Logarithmic space verifier with unbounded witness

Question

this is a HW question, but its considered a bonus question so I'd appreciate a direction.

Definitions:

The actual question:

**Images taken from HW in TAU Complexity course by Amnon Ta-Shma.

My thoughts on the question:

My intuition is that C2 = NL, because NSPACE(O(f(n)) ⊆ DTIME(2^O(f(n))), so for a verifier for a language in C2 as defined in the question, as it anyway runs in logarithmic space will run in polynomial time and therefore it won't be able to read more than a polynomial length witness so it doesn't add power. I already proved that the set of languages that are decided by a logspace verifier with read once witness tape and polynomial length witness are NL.

So more formally:

For Nl ⊆ C2, then for a language L that is in NL and decided by a logspace NTM M, it feels to me like I could just treat the witness as a configurations sequence that describes the choices that M did, and just check the validity of the transitions according to the delta function of M and accept only if all transitions are valid and the last configuration is accepting. This will need logarithmic space. So L in C2 (basically this is the same as bounded length witness case).

For C2 ⊆ NL: This feels harder. Denote L as a C2 language that is decided by a verifier as defined in the question. When I think about this, the verifier can read from the witness tape without writing the content to the work tape, so it could read the whole witness and still remain in the logarithmic space bound, and it would be equal to a NTM that performs |w| (length of the witness) of non deterministic choices while using logarithmic space on its work tape. Basically it means the NTM makes unbounded number of choices.

So on one hand, I don't think the definition of a NL NTM bounds the number of non-deterministic decisions (as long as the space complexity holds). So even with the arbitrary number of non deterministic choices, the complexity class is still NL because the space complexity doesn't change. But on the other hand, this means a "deeper configuration graph" and it feels like the time complexity of this NTM is greatly increasing and it doesn't feel right.

So in the case that the number of choices doesn't affect the complexity, this will mean that C2 ⊆ NL cause every time the verifier reads a character of the witness, we can make a non deterministic choice for that character and simulate the verifier.

But if this is wrong, then I'm not sure how to proceed.

I would appreciate pointing me to the correct direction, thanks!

*** Again, this is not for submission, by I would really like to solve it.

Answer 1

Let $N$ be the total number of configurations of the machine other than the witness tape, namely state, location of the input tape head, contents of the work tape, and location of the work tape head. Note that $N$ is polynomial in $n$.

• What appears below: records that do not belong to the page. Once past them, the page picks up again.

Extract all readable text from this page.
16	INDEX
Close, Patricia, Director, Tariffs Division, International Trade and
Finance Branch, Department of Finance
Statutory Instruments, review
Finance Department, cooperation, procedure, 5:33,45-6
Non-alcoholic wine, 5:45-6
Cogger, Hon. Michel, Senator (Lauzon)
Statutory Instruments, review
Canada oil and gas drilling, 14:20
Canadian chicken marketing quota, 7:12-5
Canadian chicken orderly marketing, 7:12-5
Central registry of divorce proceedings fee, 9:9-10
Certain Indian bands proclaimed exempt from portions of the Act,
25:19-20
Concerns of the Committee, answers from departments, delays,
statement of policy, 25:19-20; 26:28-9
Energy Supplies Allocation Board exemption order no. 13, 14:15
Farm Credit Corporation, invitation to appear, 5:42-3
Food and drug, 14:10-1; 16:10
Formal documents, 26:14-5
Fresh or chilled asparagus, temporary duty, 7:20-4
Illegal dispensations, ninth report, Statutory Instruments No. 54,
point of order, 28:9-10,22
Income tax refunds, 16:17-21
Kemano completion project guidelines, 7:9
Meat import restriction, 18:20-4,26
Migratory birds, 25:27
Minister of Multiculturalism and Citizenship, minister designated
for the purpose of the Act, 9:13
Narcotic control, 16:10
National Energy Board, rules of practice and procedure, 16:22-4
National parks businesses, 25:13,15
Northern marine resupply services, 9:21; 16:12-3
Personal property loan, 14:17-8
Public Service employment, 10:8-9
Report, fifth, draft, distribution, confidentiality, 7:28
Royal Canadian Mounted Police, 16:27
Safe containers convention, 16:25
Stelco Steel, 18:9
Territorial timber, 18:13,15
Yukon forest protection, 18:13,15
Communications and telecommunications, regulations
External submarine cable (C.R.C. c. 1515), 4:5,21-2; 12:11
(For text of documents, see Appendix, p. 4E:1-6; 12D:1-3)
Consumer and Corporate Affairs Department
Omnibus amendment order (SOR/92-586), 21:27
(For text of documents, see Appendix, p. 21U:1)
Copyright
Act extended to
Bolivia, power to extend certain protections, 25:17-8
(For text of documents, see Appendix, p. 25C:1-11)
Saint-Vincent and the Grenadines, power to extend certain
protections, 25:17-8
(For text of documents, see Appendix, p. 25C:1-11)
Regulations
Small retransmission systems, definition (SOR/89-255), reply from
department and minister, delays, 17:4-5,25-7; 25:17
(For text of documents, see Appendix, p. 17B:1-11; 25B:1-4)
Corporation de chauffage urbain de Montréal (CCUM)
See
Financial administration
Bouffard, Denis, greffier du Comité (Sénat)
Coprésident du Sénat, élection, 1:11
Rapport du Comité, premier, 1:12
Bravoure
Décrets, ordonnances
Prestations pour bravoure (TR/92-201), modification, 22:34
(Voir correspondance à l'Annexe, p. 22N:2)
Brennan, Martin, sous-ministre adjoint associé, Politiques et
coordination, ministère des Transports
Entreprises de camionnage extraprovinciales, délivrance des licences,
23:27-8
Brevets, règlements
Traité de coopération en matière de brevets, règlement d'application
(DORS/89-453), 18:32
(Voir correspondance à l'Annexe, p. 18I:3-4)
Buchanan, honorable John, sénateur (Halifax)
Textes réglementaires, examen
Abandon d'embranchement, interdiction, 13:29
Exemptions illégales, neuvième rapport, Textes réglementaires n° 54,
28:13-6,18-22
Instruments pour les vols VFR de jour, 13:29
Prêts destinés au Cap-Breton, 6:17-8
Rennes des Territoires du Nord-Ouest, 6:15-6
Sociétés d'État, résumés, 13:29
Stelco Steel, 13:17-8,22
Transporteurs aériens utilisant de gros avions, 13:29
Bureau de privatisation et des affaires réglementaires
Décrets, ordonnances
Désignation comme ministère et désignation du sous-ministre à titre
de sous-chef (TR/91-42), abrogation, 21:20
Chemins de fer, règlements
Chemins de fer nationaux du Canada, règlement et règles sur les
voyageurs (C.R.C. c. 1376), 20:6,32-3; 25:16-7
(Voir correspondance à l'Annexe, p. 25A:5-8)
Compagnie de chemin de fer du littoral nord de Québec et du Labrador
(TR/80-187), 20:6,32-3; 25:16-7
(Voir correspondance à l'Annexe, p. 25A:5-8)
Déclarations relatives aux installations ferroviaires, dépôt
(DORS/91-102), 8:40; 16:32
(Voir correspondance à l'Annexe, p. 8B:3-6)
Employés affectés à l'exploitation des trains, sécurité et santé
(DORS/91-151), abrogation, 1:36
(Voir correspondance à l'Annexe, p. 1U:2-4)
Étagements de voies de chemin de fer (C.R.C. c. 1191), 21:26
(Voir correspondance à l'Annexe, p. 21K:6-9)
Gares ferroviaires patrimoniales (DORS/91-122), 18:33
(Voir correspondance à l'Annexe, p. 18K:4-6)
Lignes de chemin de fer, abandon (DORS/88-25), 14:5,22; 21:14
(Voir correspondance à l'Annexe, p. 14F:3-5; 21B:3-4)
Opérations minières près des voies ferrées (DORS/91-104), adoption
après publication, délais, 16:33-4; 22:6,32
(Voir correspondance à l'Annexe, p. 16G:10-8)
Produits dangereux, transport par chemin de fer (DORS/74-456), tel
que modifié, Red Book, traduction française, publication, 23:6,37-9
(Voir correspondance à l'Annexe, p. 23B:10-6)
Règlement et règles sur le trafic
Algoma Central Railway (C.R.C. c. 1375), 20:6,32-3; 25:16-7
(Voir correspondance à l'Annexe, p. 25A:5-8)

We can assume without of generality that at each step, the machine reads a bit from the witness tape, and it affects its decision (we can accommodate that by adding dummy bits to the witness tape at locations where the original machine doesn't read the witness tape). The machine terminates once the witness tape runs out.

I claim that for any witness $w$, there is an equivalent witness $w'$ with $|w'| < N$. Here equivalent means that when the machine terminates, it is in the same configuration. The proof resembles that of the pumping lemma: if $|w| \geq N$, then some configuration must repeat, and so we can remove the corresponding part from the witness.

Thus, without loss of generality, the witness is of size at most $N=\operatorname{poly}(n)$. So this definition coincides with the usual definition of $\mathsf{NL}$.

Answer 2

$C_2 \subseteq NL$: Let $L \in C_2$. Let the log-space verifier for $L$ be $T$. We can construct a log-space NTM $T'$ which on any input simulates $T$ on the same input. Whenever $T$ tries to read the witness-tape, $T'$ just non-deterministically guesses an alphabet.

This will have the same effect as having a read-once witness tape.